A tongue and groove partition had been built along the length of the living area and a narrow opening led into a tiny front parlour containing an absurd, but perfectly tiled, thirties fireplace. From the corner of this room the cupboard stairs led to the single open sleeping area above.
I wandered round in a semi daze taking in the primitive cottage, my mind full of doubts and fears – could I really live, survive and bring up a family here?

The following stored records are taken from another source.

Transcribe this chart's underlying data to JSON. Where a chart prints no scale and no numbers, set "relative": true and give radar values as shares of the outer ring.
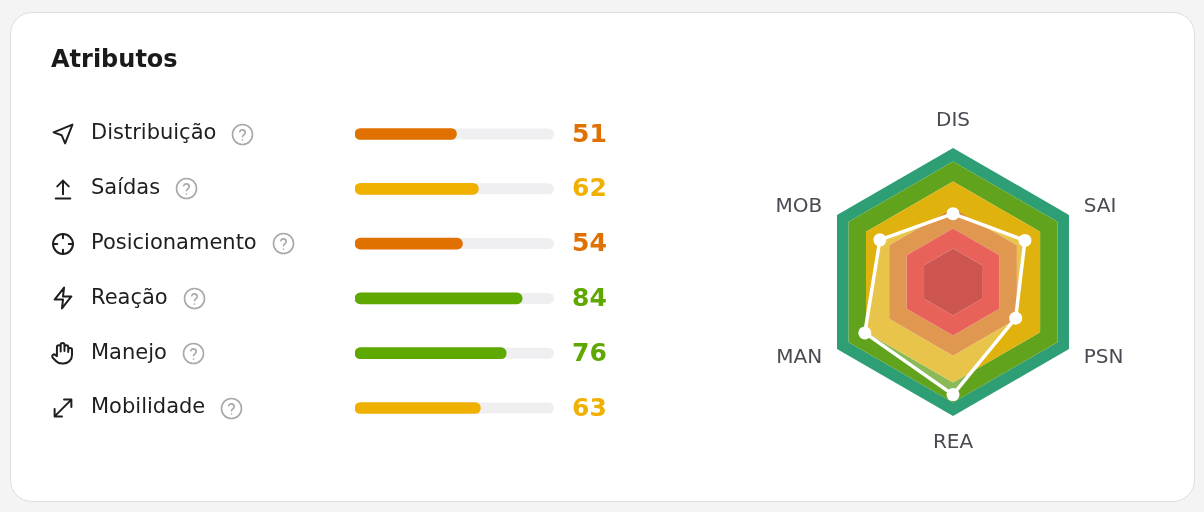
{
  "chart_data": [
    {
      "type": "bar",
      "title": "Atributos",
      "orientation": "horizontal",
      "categories": [
        "Distribuição",
        "Saídas",
        "Posicionamento",
        "Reação",
        "Manejo",
        "Mobilidade"
      ],
      "values": [
        51,
        62,
        54,
        84,
        76,
        63
      ],
      "colors": [
        "#e07000",
        "#efb000",
        "#e07000",
        "#5ea800",
        "#5ea800",
        "#efb000"
      ],
      "xlim": [
        0,
        100
      ],
      "data_labels": true,
      "tick_labels": "y"
    },
    {
      "type": "radar",
      "categories": [
        "DIS",
        "SAI",
        "PSN",
        "REA",
        "MAN",
        "MOB"
      ],
      "relative": true,
      "marker": "circle",
      "series": [
        {
          "color": "#ffffff",
          "values": [
            0.51,
            0.62,
            0.54,
            0.84,
            0.76,
            0.63
          ]
        }
      ]
    }
  ]
}
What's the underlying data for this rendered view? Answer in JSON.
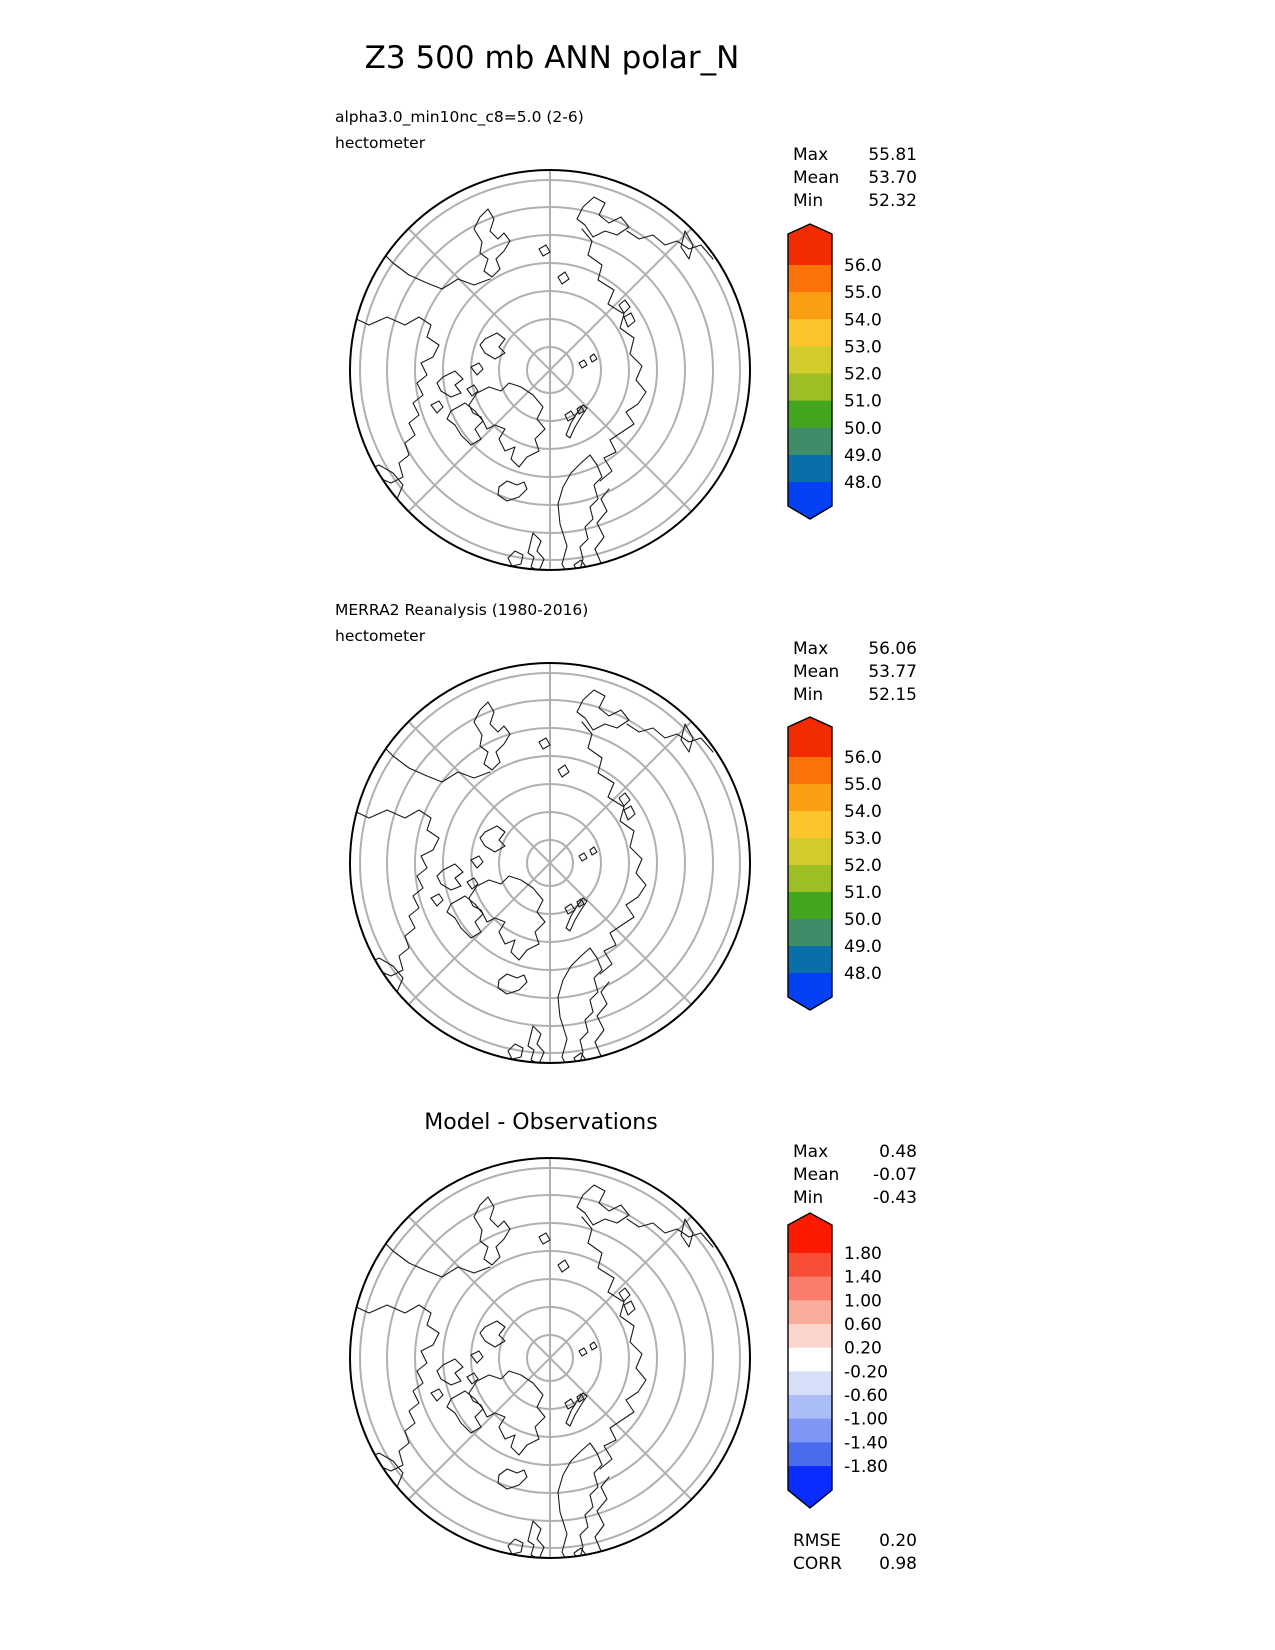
{
  "title": "Z3 500 mb ANN polar_N",
  "panels": [
    {
      "label_line1": "alpha3.0_min10nc_c8=5.0 (2-6)",
      "label_line2": "hectometer",
      "stats": [
        {
          "label": "Max",
          "value": "55.81"
        },
        {
          "label": "Mean",
          "value": "53.70"
        },
        {
          "label": "Min",
          "value": "52.32"
        }
      ],
      "colorbar": {
        "tick_labels": [
          "56.0",
          "55.0",
          "54.0",
          "53.0",
          "52.0",
          "51.0",
          "50.0",
          "49.0",
          "48.0"
        ],
        "segment_colors": [
          "#f22b00",
          "#f97306",
          "#fb9e13",
          "#fcc52c",
          "#d2cb2b",
          "#9dbf24",
          "#44a51f",
          "#3f8d68",
          "#0a6fa8",
          "#0540f5"
        ]
      }
    },
    {
      "label_line1": "MERRA2 Reanalysis (1980-2016)",
      "label_line2": "hectometer",
      "stats": [
        {
          "label": "Max",
          "value": "56.06"
        },
        {
          "label": "Mean",
          "value": "53.77"
        },
        {
          "label": "Min",
          "value": "52.15"
        }
      ],
      "colorbar": {
        "tick_labels": [
          "56.0",
          "55.0",
          "54.0",
          "53.0",
          "52.0",
          "51.0",
          "50.0",
          "49.0",
          "48.0"
        ],
        "segment_colors": [
          "#f22b00",
          "#f97306",
          "#fb9e13",
          "#fcc52c",
          "#d2cb2b",
          "#9dbf24",
          "#44a51f",
          "#3f8d68",
          "#0a6fa8",
          "#0540f5"
        ]
      }
    },
    {
      "title": "Model - Observations",
      "stats": [
        {
          "label": "Max",
          "value": "0.48"
        },
        {
          "label": "Mean",
          "value": "-0.07"
        },
        {
          "label": "Min",
          "value": "-0.43"
        }
      ],
      "colorbar": {
        "tick_labels": [
          "1.80",
          "1.40",
          "1.00",
          "0.60",
          "0.20",
          "-0.20",
          "-0.60",
          "-1.00",
          "-1.40",
          "-1.80"
        ],
        "segment_colors": [
          "#fa1b00",
          "#f94e36",
          "#f87e6b",
          "#f9ab9c",
          "#fbd4cc",
          "#ffffff",
          "#d6def8",
          "#aabdf6",
          "#7d97f2",
          "#4a6bee",
          "#0b2cfe"
        ]
      },
      "metrics": [
        {
          "label": "RMSE",
          "value": "0.20"
        },
        {
          "label": "CORR",
          "value": "0.98"
        }
      ]
    }
  ],
  "map_style": {
    "graticule_color": "#b0b0b0",
    "coastline_color": "#1a1a1a",
    "boundary_color": "#000000"
  },
  "chart_data": {
    "type": "heatmap",
    "title": "Z3 500 mb ANN polar_N",
    "variable": "Z3",
    "level": "500 mb",
    "season": "ANN",
    "projection": "polar_N",
    "legend_position": "right",
    "panels": [
      {
        "name": "model",
        "label": "alpha3.0_min10nc_c8=5.0 (2-6)",
        "units": "hectometer",
        "max": 55.81,
        "mean": 53.7,
        "min": 52.32,
        "colorbar_ticks": [
          56.0,
          55.0,
          54.0,
          53.0,
          52.0,
          51.0,
          50.0,
          49.0,
          48.0
        ],
        "colorbar_extend": "both"
      },
      {
        "name": "observations",
        "label": "MERRA2 Reanalysis (1980-2016)",
        "units": "hectometer",
        "max": 56.06,
        "mean": 53.77,
        "min": 52.15,
        "colorbar_ticks": [
          56.0,
          55.0,
          54.0,
          53.0,
          52.0,
          51.0,
          50.0,
          49.0,
          48.0
        ],
        "colorbar_extend": "both"
      },
      {
        "name": "difference",
        "label": "Model - Observations",
        "max": 0.48,
        "mean": -0.07,
        "min": -0.43,
        "colorbar_ticks": [
          1.8,
          1.4,
          1.0,
          0.6,
          0.2,
          -0.2,
          -0.6,
          -1.0,
          -1.4,
          -1.8
        ],
        "colorbar_extend": "both",
        "rmse": 0.2,
        "corr": 0.98
      }
    ]
  }
}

An impatient bleating from outside brought me back to the present. I ran down the stairs and out into the dusty, heat-shimmering farmyard, where our battered yellow landrover (ex electricity board) sat attached to a long homemade trailer piled high with a tottering, teetering mountain of what looked like detritus. At one end of the trailer we’d built a small wooden contraption to transport my two goats and hens down to Devon. I pulled opened the latched gate whereupon Pixie and Cherry exploded into the yard, looking about them with intense curiosity. Quickly catching hold of them, I went to look for a safe, suitable place for them to graze before returning to unpack the hens and the rest of our worldly goods.